- Hangul: 찍히면 죽는다
- RR: Jjikhimyeon jungneunda
- MR: Tchikhimyŏn chungnŭnda
- Directed by: Kim Ki-hun
- Screenplay by: Choo Ki-suck; Han Chang-hak;
- Produced by: Park Il-seo
- Starring: Kang Seong-min; Park Eun-hye;
- Cinematography: Chung Chung-hoon
- Edited by: Kyung Min-ho
- Music by: Lee Sang-yong; Lee Jong-gyo;
- Production company: Sam Woo Communications
- Release date: 26 August 2000;
- Running time: 90 minutes
- Country: South Korea

= The Record (film) =

The Record is a 2000 South Korean horror film starring Kang Seong-min, Park Eun-hye and Han Chae-young.

==Plot==
The film centers on a group of young people who killed an innocent person and videotaped the act for their own amusement. Comeuppance is provided by a mysterious man who seeks out each of the murderers and kills them for his personal pleasure.

==Background==
In South Korean cinema, landmark year was 2003 when more artistically ambitious and thematically complex types of horror cinema were released. Prior to this, there was an early 2000s horror cycle involving slasher films such as Bloody Beach, Harpy, Nightmare and The Record.

==Release==
The Record was released on August 26, 2000. The film had 30,130 admissions in South Korea.
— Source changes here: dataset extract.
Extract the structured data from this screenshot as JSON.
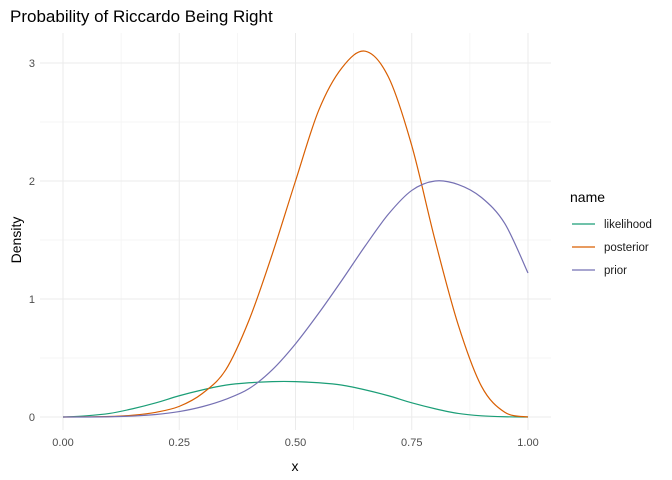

The film failed to reach the top ten grossing films domestically in South Korea for the year 2000. In comparison, the horror film Nightmare had 332,000 admissions and was among the top ten highest grossing domestic productions of the year.

==Reception==
From contemporary reviews, Bruce Holecheck of Deep Red magazine described the film as a Korean I Know What You Did Last Summer that "forgets to ladle on the massive grue which made the early 80's teen-kill wave so much fun." and that the film was unoriginal but still a slasher film "that's not referential to the point of insult to true fans." Jim Harper in his book Legacy of Blood also compared the film to I Know What You Did Last Summer, noting the Americanization of the film with comparing the characters to characters in Porky's and Animal House but "Despite the derivative material, it's a highly entertaining film." and that "There's no attempt at irony or post-modernism, just good ol' slasher fun."